The Ifo institute said on Tuesday its business climate index rose to 95.7 from an upwardly revised 94.8 in December. A Reuters poll of analysts had pointed to a January reading of 94.7.
"The German economy is starting the new year with a glimmer of hope," Ifo President Clemens Fuest said.
Company executives were considerably more upbeat about their business outlook while their assessment of the current situation was a bit less optimistic, Fuest added.
In manufacturing, supply bottlenecks in intermediate products and raw materials eased a little which helped to lift both assessments of the current business situation and business expectations for the next six months, Ifo said.
Business morale also improved in the services sector with the tourism industry looking forward to a promising summer holiday season, the survey showed.
Still, service providers were less satisfied with their current situation due to COVID-19 restrictions for unvaccinated citizens who still account for roughly a quarter of the German population.
Ifo economist Klaus Wohlrabe told Reuters the improvement in business sentiment was encouraging, but it was still too early to talk about an economic turnaround.
Wohlrabe also warned that inflation was unlikely to ease in coming months as every second company across industry, trade and retail suggested in the survey it was planning further price increases.
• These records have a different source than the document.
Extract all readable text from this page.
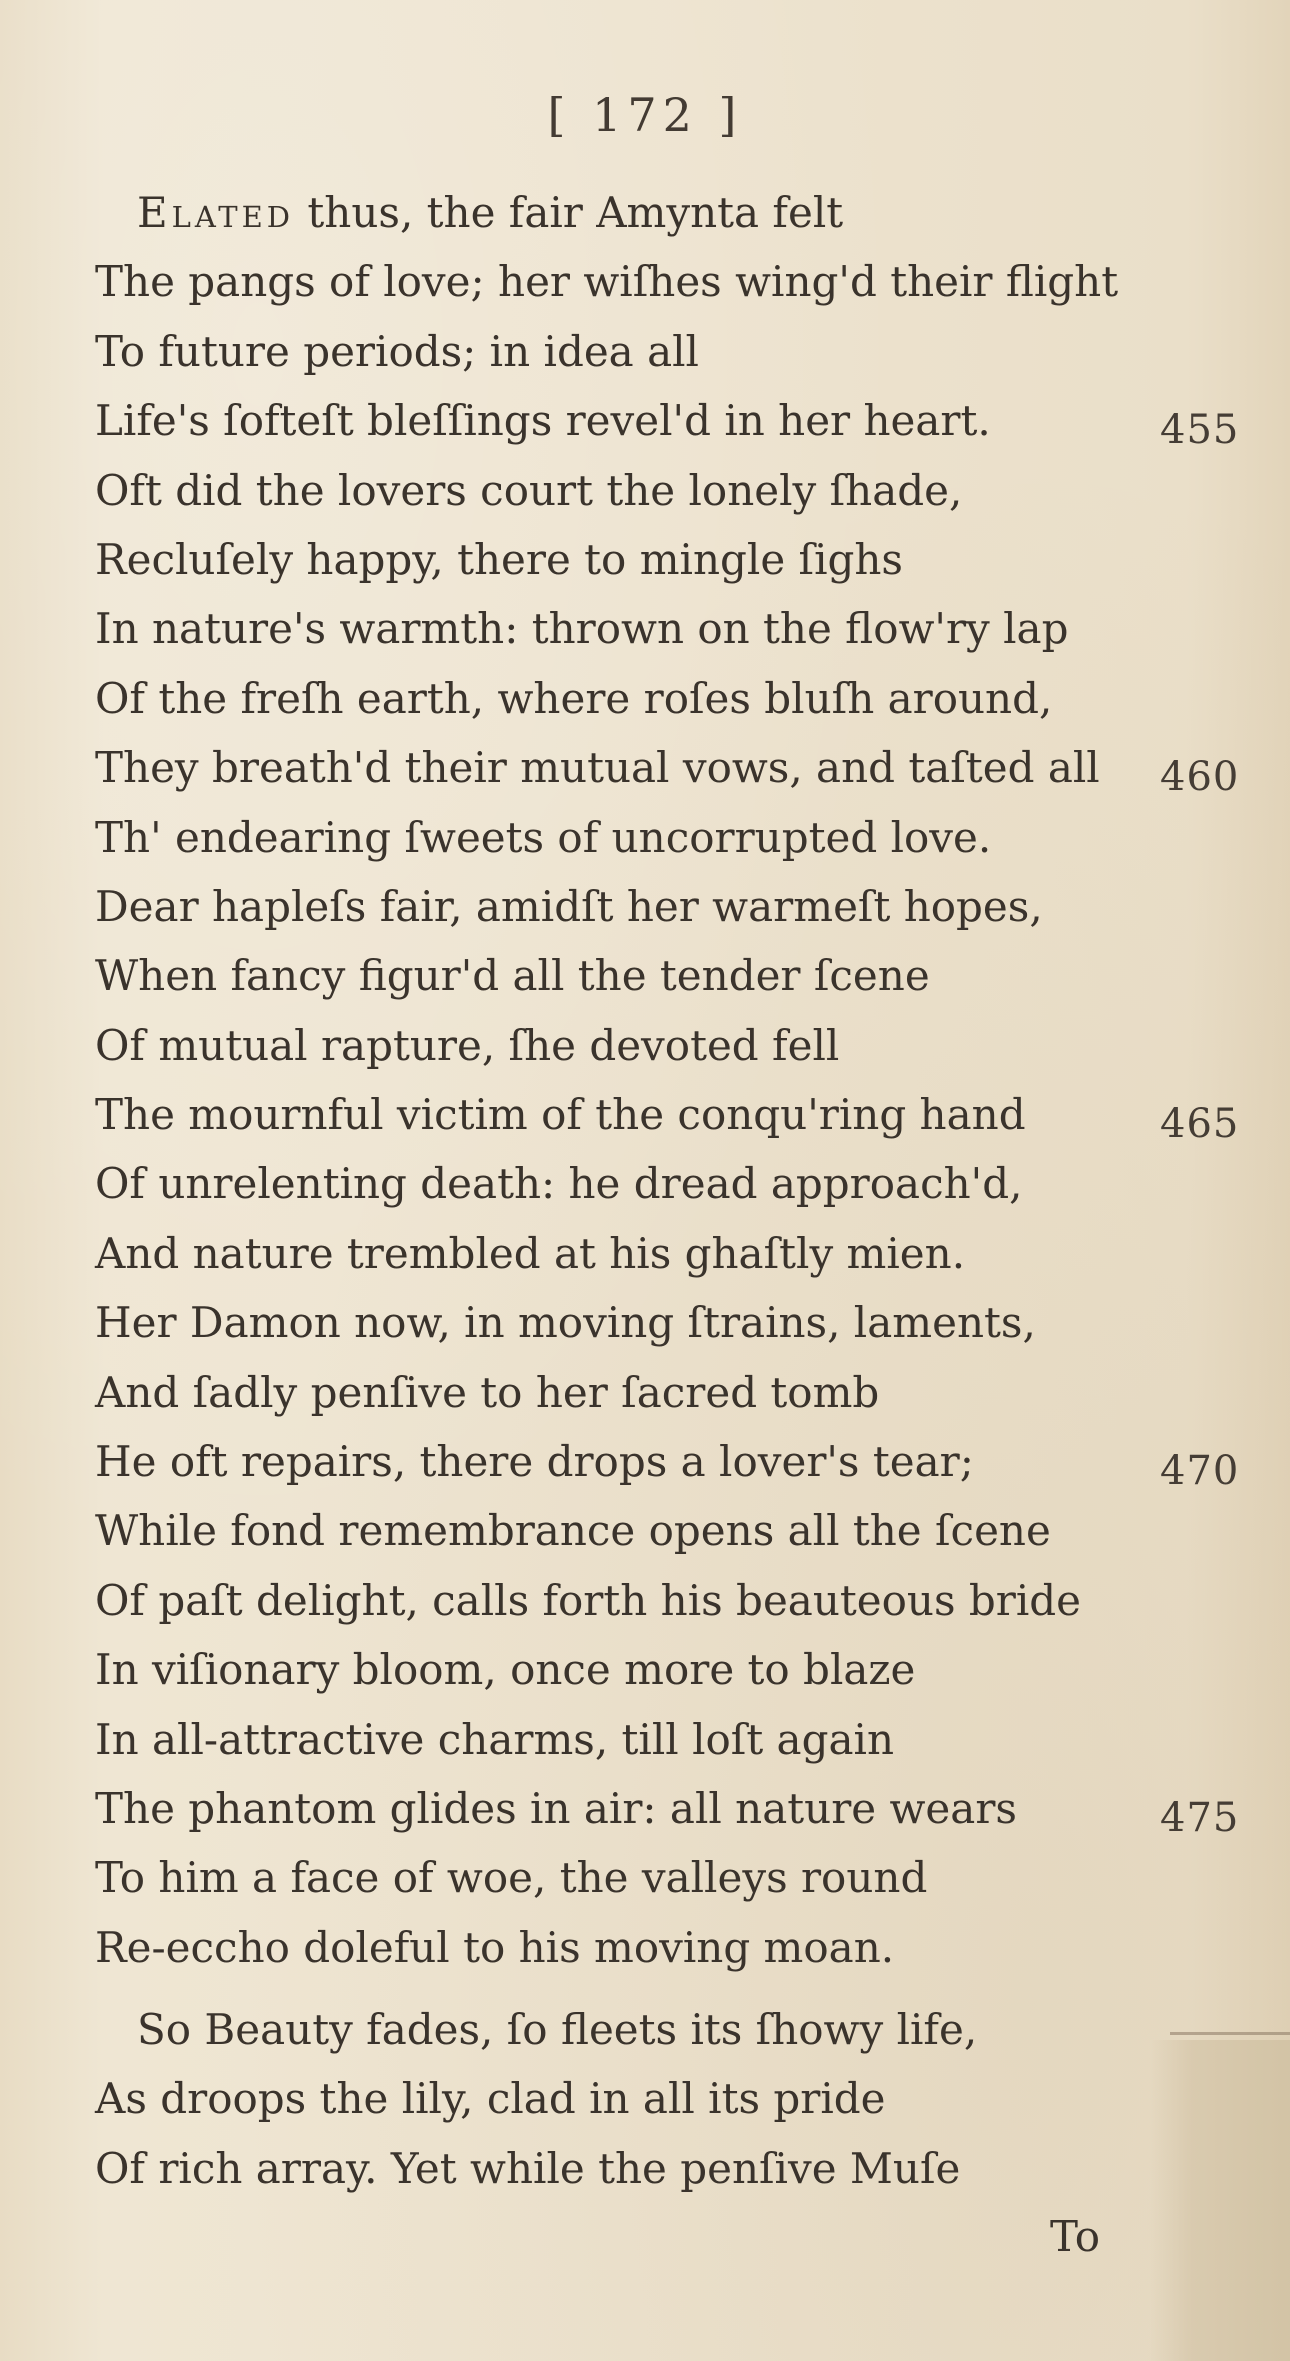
[ 172 ]
Elated thus, the fair Amynta felt
The pangs of love; her wiſhes wing'd their flight
To future periods; in idea all
Life's ſofteſt bleſſings revel'd in her heart.	455
Oft did the lovers court the lonely ſhade,
Recluſely happy, there to mingle ſighs
In nature's warmth: thrown on the flow'ry lap
Of the freſh earth, where roſes bluſh around,
They breath'd their mutual vows, and taſted all 460
Th' endearing ſweets of uncorrupted love.
Dear hapleſs fair, amidſt her warmeſt hopes,
When fancy figur'd all the tender ſcene
Of mutual rapture, ſhe devoted fell
The mournful victim of the conqu'ring hand	465
Of unrelenting death: he dread approach'd,
And nature trembled at his ghaſtly mien.
Her Damon now, in moving ſtrains, laments,
And ſadly penſive to her ſacred tomb
He oft repairs, there drops a lover's tear;	470
While fond remembrance opens all the ſcene
Of paſt delight, calls forth his beauteous bride
In viſionary bloom, once more to blaze
In all-attractive charms, till loſt again
The phantom glides in air: all nature wears	475
To him a face of woe, the valleys round
Re-eccho doleful to his moving moan.
So Beauty fades, ſo fleets its ſhowy life,
As droops the lily, clad in all its pride
Of rich array. Yet while the penſive Muſe
To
The Ifo figures chimed with Markit's purchasing manager index https://www.reuters.com/world/europe/easing-supply-shortages-sustains-german-manufacturing-recovery-pmi-2022-01-24 (PMI) from Monday that also showed a relaxation in supply chains which helped push up activity in the manufacturing sector to a five-month high in January.
"The German economy seems to be coming out of the winter slump," VP Bank analyst Thomas Gitzel said.
Gitzel cautioned, however, an escalation in the conflict with Russia over Ukraine could weigh on German business morale.
The DIHK Chamber of Industry and Commerce https://www.reuters.com/markets/europe/german-firms-fear-supply-chain-pain-chinas-battle-with-omicron-2022-01-25 also pointed to the risk that the Omicron coronavirus variant could trigger more strict lockdown measures in China and result in more supply bottlenecks.
Most analysts expect the economy to stagnate or even shrink in the first three months of the year, following a drop of up to 1.0% in the final three months of 2021, according to a preliminary estimate of the federal statistics office.
The German cabinet is expected to approve its annual economic report https://www.reuters.com/article/germany-economy-gdp-idUSKBN2JV1IY on Wednesday in which Berlin will cut its GDP growth forecast for this year to 3.6% from its October estimate of 4.1%, according to a draft seen by Reuters on Friday.